The Australian citizen also pleaded guilty to 40 counts of attempted murder and one charge of terrorism — he is the first person in New Zealand to be convicted of that crime.
Tarrant represented himself at the hearing and chose not to address the court, but instructed lawyer Pip Hall to speak on his behalf. “Mr Tarrant does not oppose the application. He should be sentenced to life in prison without parole.”
Justice Cameron Mander turned to the convicted killer and asked him if he wanted to speak. “No. Thank you,” Tarrant quietly replied.
Justice Mander read the names of every victim, both the injured and the dead, telling Tarrant about the lives he destroyed or cut short. “You showed no mercy. It was brutal and beyond callous — your actions were inhumane,” Mander told Tarrant.
“As far as I am able to gauge you are empty of any empathy to your victims,” Mander added. “You have said you were in a poisoned emotional state at the time, and terribly unhappy. You felt ostracized by society and wanted to damage society as revenge.”
Thursday’s sentence came at the end of a harrowing four-day hearing at Christchurch High Court where 91 survivors and relatives of the victims described the pain Tarrant had inflicted on the Muslim community.
Tarrant sat quietly, showing little-to-no emotion as they expressed fury, revulsion, forgiveness, and sadness.
After his sentencing, Prime Minister Jacinda Ardern said nothing would take away the pain of the attack.
“Today I hope is the last where we have any cause to hear or utter the name of the terrorist behind it,” said Ardern, who has made a point of not saying extremist’s name. “His deserves to be a lifetime of complete and utter silence.”
New Zealand abolished the death penalty for murder in 1961, and judges cannot impose cumulative sentences for crimes that relate to the same incident, unlike in the United States. Murder carries a mandatory life sentence, although the sentencing judge specifies how long they need to spend in jail before they are eligible to apply for parole.
What happened on March 15, 2019
The Christchurch attack was unprecedented in New Zealand, a country of only five million people where gun killings are uncommon. The massacre prompted New Zealand to ban military-style semi-automatic weapons. The public rallied in support of the country’s 60,000-strong Muslim community.
During the sentencing hearing, Crown prosecutor Barnaby Hawes detailed the chilling timeline of the attack.
On March 15, Tarrant made the 4.5-hour drive from the South Island city of Dunedin to Christchurch, around 360 km (220 miles) away. At about 1.30 p.m. that day, as worshipers were taking part in Friday prayers, Tarrant sent a message to his family outlining his plans. He then activated a GoPro on his vest and began live streaming to Facebook, Hawes told the court.
Tarrant drove to Al Noor Mosque in an inner-city Christchurch suburb, where he killed 44 people and wounded 35. “He fired methodically into the bodies and heads of anyone still showing signs of life,” Hawkes said.

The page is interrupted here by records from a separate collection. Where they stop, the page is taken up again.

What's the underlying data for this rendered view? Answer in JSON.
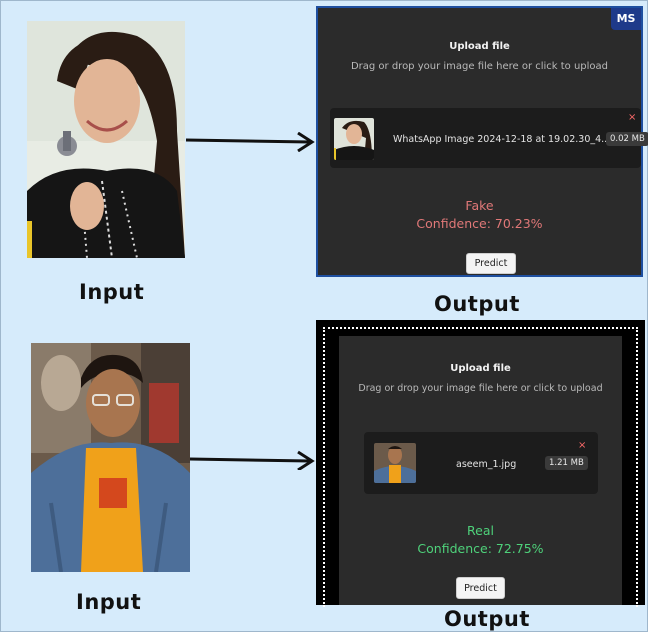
{
  "top": {
    "input_caption": "Input",
    "output_caption": "Output",
    "badge": "MS",
    "panel": {
      "title": "Upload file",
      "subtitle": "Drag or drop your image file here or click to upload",
      "file_name": "WhatsApp Image 2024-12-18 at 19.02.30_4...",
      "file_size": "0.02 MB",
      "close_icon": "×",
      "result_label": "Fake",
      "confidence": "Confidence: 70.23%",
      "result_color": "#e07878",
      "predict_label": "Predict"
    }
  },
  "bottom": {
    "input_caption": "Input",
    "output_caption": "Output",
    "panel": {
      "title": "Upload file",
      "subtitle": "Drag or drop your image file here or click to upload",
      "file_name": "aseem_1.jpg",
      "file_size": "1.21 MB",
      "close_icon": "×",
      "result_label": "Real",
      "confidence": "Confidence: 72.75%",
      "result_color": "#4ed17a",
      "predict_label": "Predict"
    }
  },
  "colors": {
    "page_bg": "#d6ebfb",
    "panel_bg": "#2b2b2b",
    "panel_border_top": "#1e4fa0",
    "badge_bg": "#1e3a8a"
  }
}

Tarrant then sped 6 km (4 miles) to the Linwood Islamic Centre where he killed seven people and injured another five.
As he ran back to his car for more ammunition, he was chased by Abdul Aziz Wahabazadah who threw an EFTPOS machine at the gunman’s head. Wahabazadah also picked up a rifle Tarrant had dropped and threw it at Tarrant’s car, shattering a glass panel. “You should thank God on that day I didn’t catch you. It would have been a different story,” Wahabazadah told Tarrant in court Wednesday.
After Wahabazadah gave his victim impact statement, Justice Mander told him: “I have seen the video and I want to acknowledge your courage.” Applause broke out in the public gallery.

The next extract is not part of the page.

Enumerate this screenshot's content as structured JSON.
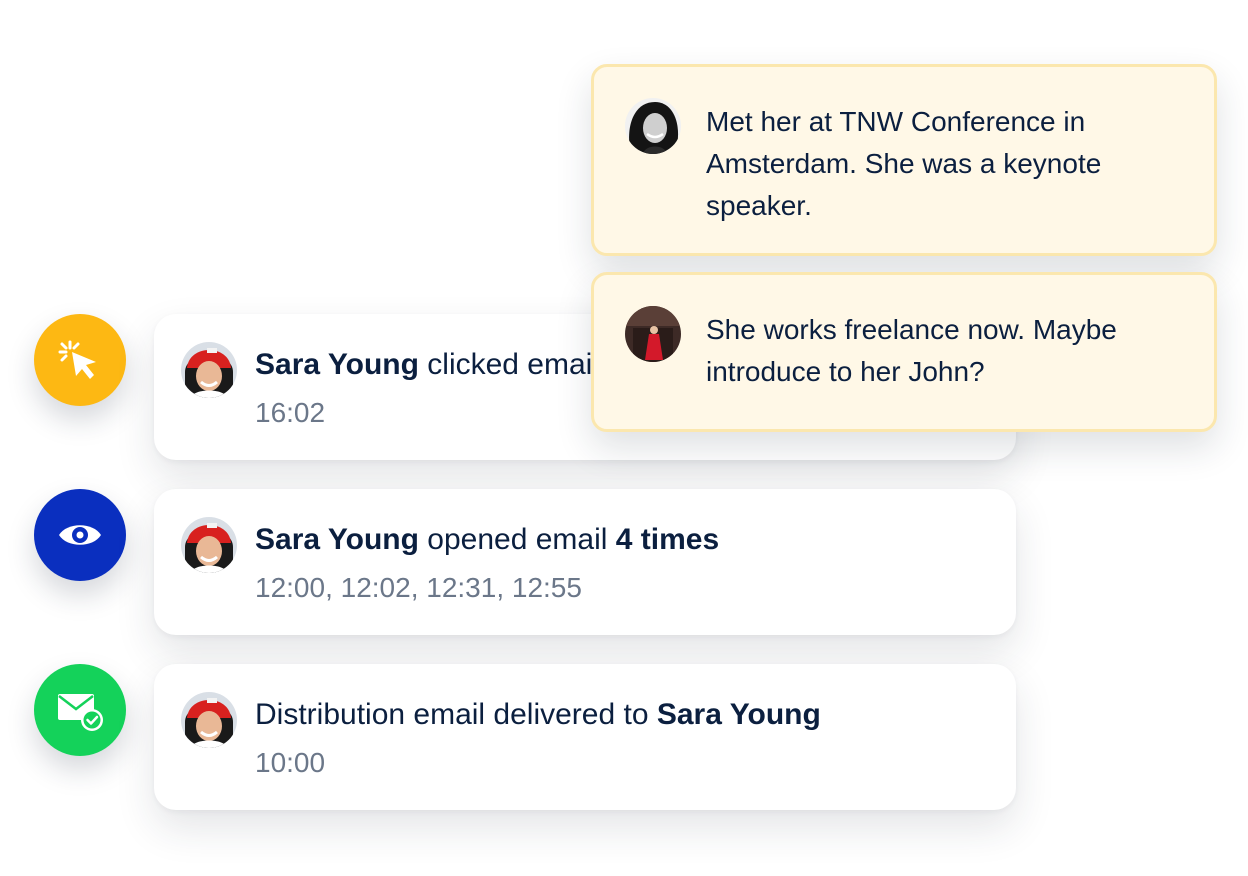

Tarrant was on his way to the third scene in Ashburton — a town around an hour’s drive from Christchurch — but was stopped by police who rammed his car and arrested him without resistance.
During the hearing, the court was told that Tarrant began planning the massacre in September 2017 — 18 months before the attack. He got a firearms license and began stockpiling weapons and ammunition. He also took drone vision of the Al Noor Mosque, researched the mosque plans, and noted details about prayer times and important days in the Islamic calendar.
In an interview with police, Tarrant admitted “going into both mosques to kill as many people as he could.” Hawes told the court that Tarrant planned to burn the mosques to the ground and said he “wished he had done so.”
Hawes said Tarrant intended to instill fear into those he described as “invaders,” including the Muslim population and, more broadly, non-European immigrants.